PS C:\Users\mkolus.DRUIDICS> nslookup www.hydra.com.ar 172.25.0.254 Server: UnKnown Address: 172.25.0.254

Non-authoritative answer: Name: www.hydra.com.ar Address: 54.149.222.63

 

 Here is my config file:

config firewall ldb-monitor
edit "DNS_TCP_HC"
set type tcp
set port 53
next
end
config firewall vip
edit "DNS"
set type server-load-balance
set extip 172.25.0.254
set extintf "any"
set server-type udp
set monitor "DNS_TCP_HC"
set ldb-method least-rtt
set extport 53
config realservers
edit 1
set ip 172.25.0.10
set port 53
next
edit 2
set ip 8.8.8.8
set port 53
next
edit 3
set ip 172.25.0.253
set port 53
next
end
next
end

 

 

AshenCrow

Hello Agent 1994,

 

Thanks again very much for the help. I've got around to setting up the FGT VM on a VMWare free trial.

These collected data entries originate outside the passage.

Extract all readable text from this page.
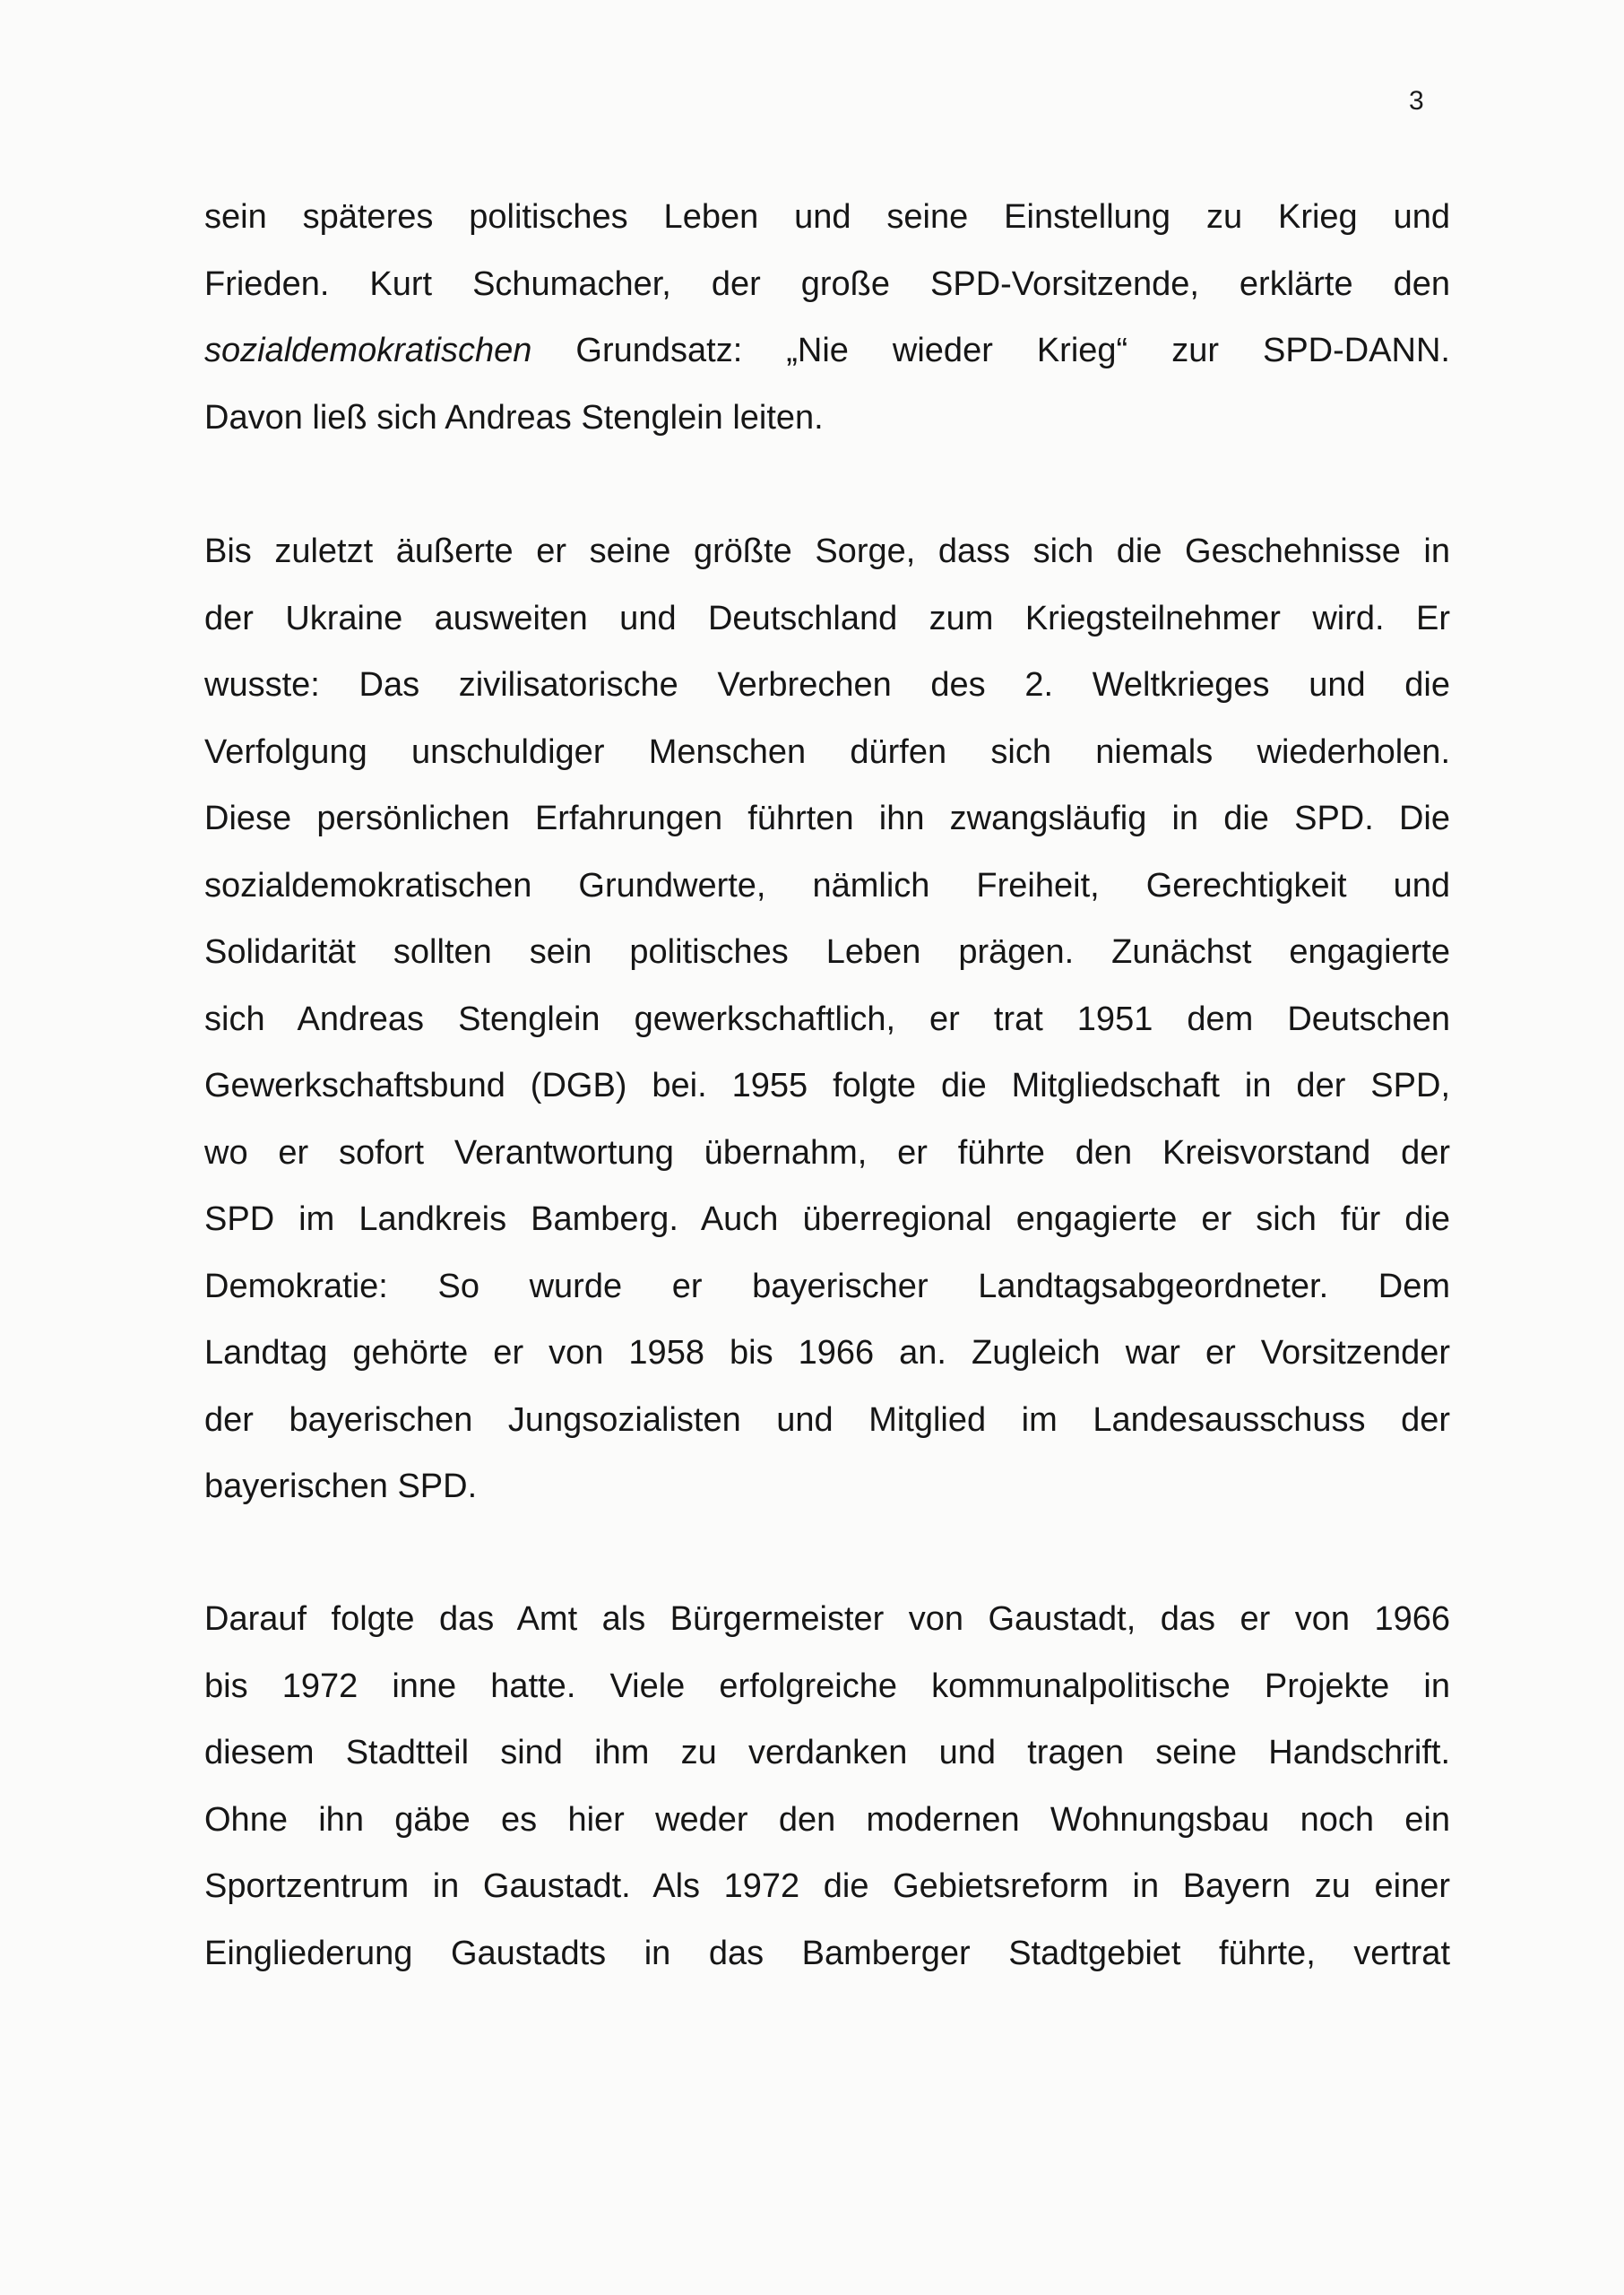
3
sein späteres politisches Leben und seine Einstellung zu Krieg und
Frieden. Kurt Schumacher, der große SPD-Vorsitzende, erklärte den
sozialdemokratischen Grundsatz: „Nie wieder Krieg“ zur SPD-DANN.
Davon ließ sich Andreas Stenglein leiten.
Bis zuletzt äußerte er seine größte Sorge, dass sich die Geschehnisse in
der Ukraine ausweiten und Deutschland zum Kriegsteilnehmer wird. Er
wusste: Das zivilisatorische Verbrechen des 2. Weltkrieges und die
Verfolgung unschuldiger Menschen dürfen sich niemals wiederholen.
Diese persönlichen Erfahrungen führten ihn zwangsläufig in die SPD. Die
sozialdemokratischen Grundwerte, nämlich Freiheit, Gerechtigkeit und
Solidarität sollten sein politisches Leben prägen. Zunächst engagierte
sich Andreas Stenglein gewerkschaftlich, er trat 1951 dem Deutschen
Gewerkschaftsbund (DGB) bei. 1955 folgte die Mitgliedschaft in der SPD,
wo er sofort Verantwortung übernahm, er führte den Kreisvorstand der
SPD im Landkreis Bamberg. Auch überregional engagierte er sich für die
Demokratie: So wurde er bayerischer Landtagsabgeordneter. Dem
Landtag gehörte er von 1958 bis 1966 an. Zugleich war er Vorsitzender
der bayerischen Jungsozialisten und Mitglied im Landesausschuss der
bayerischen SPD.
Darauf folgte das Amt als Bürgermeister von Gaustadt, das er von 1966
bis 1972 inne hatte. Viele erfolgreiche kommunalpolitische Projekte in
diesem Stadtteil sind ihm zu verdanken und tragen seine Handschrift.
Ohne ihn gäbe es hier weder den modernen Wohnungsbau noch ein
Sportzentrum in Gaustadt. Als 1972 die Gebietsreform in Bayern zu einer
Eingliederung Gaustadts in das Bamberger Stadtgebiet führte, vertrat
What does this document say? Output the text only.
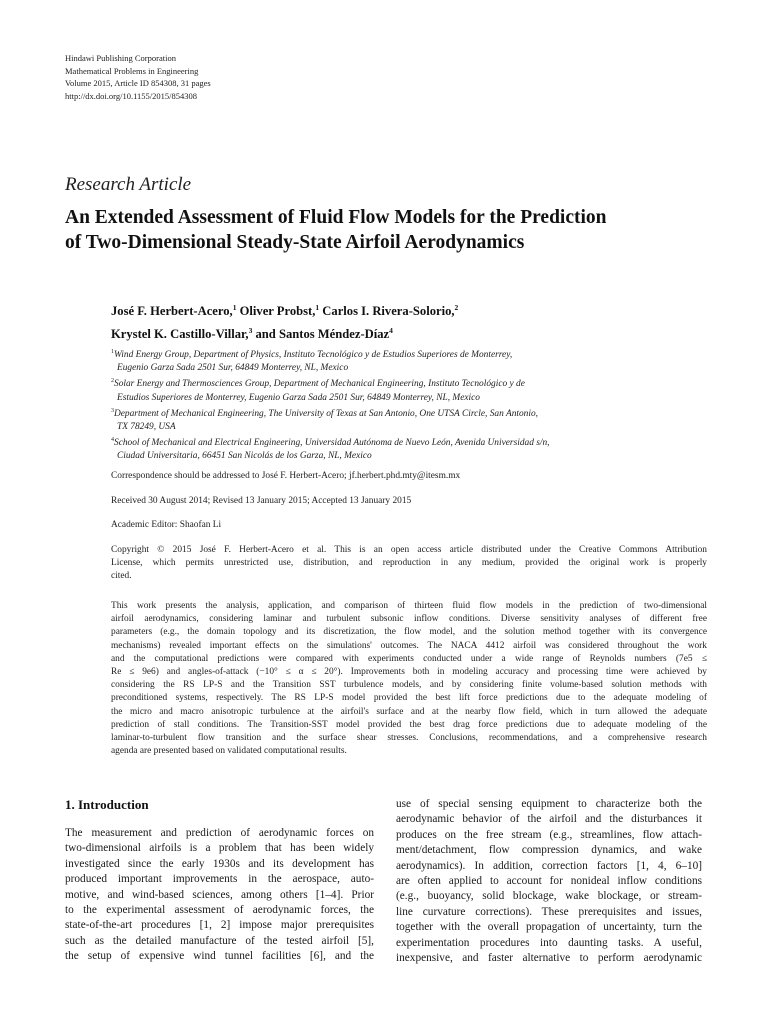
Hindawi Publishing Corporation
Mathematical Problems in Engineering
Volume 2015, Article ID 854308, 31 pages
http://dx.doi.org/10.1155/2015/854308
Research Article
An Extended Assessment of Fluid Flow Models for the Prediction
of Two-Dimensional Steady-State Airfoil Aerodynamics
José F. Herbert-Acero,$^1$ Oliver Probst,$^1$ Carlos I. Rivera-Solorio,$^2$
Krystel K. Castillo-Villar,$^3$ and Santos Méndez-Díaz$^4$
$^1$Wind Energy Group, Department of Physics, Instituto Tecnológico y de Estudios Superiores de Monterrey,
Eugenio Garza Sada 2501 Sur, 64849 Monterrey, NL, Mexico
$^2$Solar Energy and Thermosciences Group, Department of Mechanical Engineering, Instituto Tecnológico y de
Estudios Superiores de Monterrey, Eugenio Garza Sada 2501 Sur, 64849 Monterrey, NL, Mexico
$^3$Department of Mechanical Engineering, The University of Texas at San Antonio, One UTSA Circle, San Antonio,
TX 78249, USA
$^4$School of Mechanical and Electrical Engineering, Universidad Autónoma de Nuevo León, Avenida Universidad s/n,
Ciudad Universitaria, 66451 San Nicolás de los Garza, NL, Mexico
Correspondence should be addressed to José F. Herbert-Acero; jf.herbert.phd.mty@itesm.mx
Received 30 August 2014; Revised 13 January 2015; Accepted 13 January 2015
Academic Editor: Shaofan Li
Copyright © 2015 José F. Herbert-Acero et al. This is an open access article distributed under the Creative Commons Attribution
License, which permits unrestricted use, distribution, and reproduction in any medium, provided the original work is properly
cited.
This work presents the analysis, application, and comparison of thirteen fluid flow models in the prediction of two-dimensional
airfoil aerodynamics, considering laminar and turbulent subsonic inflow conditions. Diverse sensitivity analyses of different free
parameters (e.g., the domain topology and its discretization, the flow model, and the solution method together with its convergence
mechanisms) revealed important effects on the simulations' outcomes. The NACA 4412 airfoil was considered throughout the work
and the computational predictions were compared with experiments conducted under a wide range of Reynolds numbers (7e5 ≤
Re ≤ 9e6) and angles-of-attack (−10° ≤ α ≤ 20°). Improvements both in modeling accuracy and processing time were achieved by
considering the RS LP-S and the Transition SST turbulence models, and by considering finite volume-based solution methods with
preconditioned systems, respectively. The RS LP-S model provided the best lift force predictions due to the adequate modeling of
the micro and macro anisotropic turbulence at the airfoil's surface and at the nearby flow field, which in turn allowed the adequate
prediction of stall conditions. The Transition-SST model provided the best drag force predictions due to adequate modeling of the
laminar-to-turbulent flow transition and the surface shear stresses. Conclusions, recommendations, and a comprehensive research
agenda are presented based on validated computational results.
1. Introduction
The measurement and prediction of aerodynamic forces on
two-dimensional airfoils is a problem that has been widely
investigated since the early 1930s and its development has
produced important improvements in the aerospace, auto-
motive, and wind-based sciences, among others [1–4]. Prior
to the experimental assessment of aerodynamic forces, the
state-of-the-art procedures [1, 2] impose major prerequisites
such as the detailed manufacture of the tested airfoil [5],
the setup of expensive wind tunnel facilities [6], and the
use of special sensing equipment to characterize both the
aerodynamic behavior of the airfoil and the disturbances it
produces on the free stream (e.g., streamlines, flow attach-
ment/detachment, flow compression dynamics, and wake
aerodynamics). In addition, correction factors [1, 4, 6–10]
are often applied to account for nonideal inflow conditions
(e.g., buoyancy, solid blockage, wake blockage, or stream-
line curvature corrections). These prerequisites and issues,
together with the overall propagation of uncertainty, turn the
experimentation procedures into daunting tasks. A useful,
inexpensive, and faster alternative to perform aerodynamic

I've spent a fair amount of time trying to get it up on VirtualBox and gotten to the point where the VM is loaded, but it doesn't seem that the kernel will boot for VirtualBox probably due to differing virtualization protocols implemented. In proceeding forwards, I've configured a simple virtual environment of one domain controller and one client connected to the FGT VM. 

 

I've used 2 port interfaces (Port 1 = external/internet, Port 2 = internal), one for internet/external access and the second for internal access by the VM client/server I've attached. The server forwards it's DNS requests to the FGT VM, which is then configured with it standard FGT DNS servers and a policy to route external traffic through Port 1. I've tested the setup without specifying the Internal DNS to my domain controller as per my production setup and the domain lookup checks out.

 

When I do introduce a virtual server with a single real server as my domain controller however, I've noticed that pings from my clients failed to ping/see the virtual server, but I can ping it just fine from the FGT device. My attempts to resolve the internal domain from the client using the virtual server DNS have all failed hence, I'm wasn't sure if there are any firewall rules/policies I would need to configure for the virtual server to be accessible from the internal interface. 

 

 

After a little tinkering in consultation to the manual and sacrifices of coffee to the networking gods, I was able to get it to work by adding a firewall policy which allowed internal DNS traffic to go through to the virtual server. From here, query lookups seemed to work fine unless I had disabled the real server within the Load Balancing settings.

 

All pings from the client to the virtual server however still fails probably due to the virtual server being set not to respond. I'm not entirely sure whether this is the right approach but I hope this also helps anyone who's in the same shoes as I am. The challenge now is to somehow allow inter-site queries of the DNS servers through the virtual server. I'm not able to for some reason get the FGT devices to ping inter-site clients yet. If anyone else has any additional input or advice on this it'd be greatly appreciated.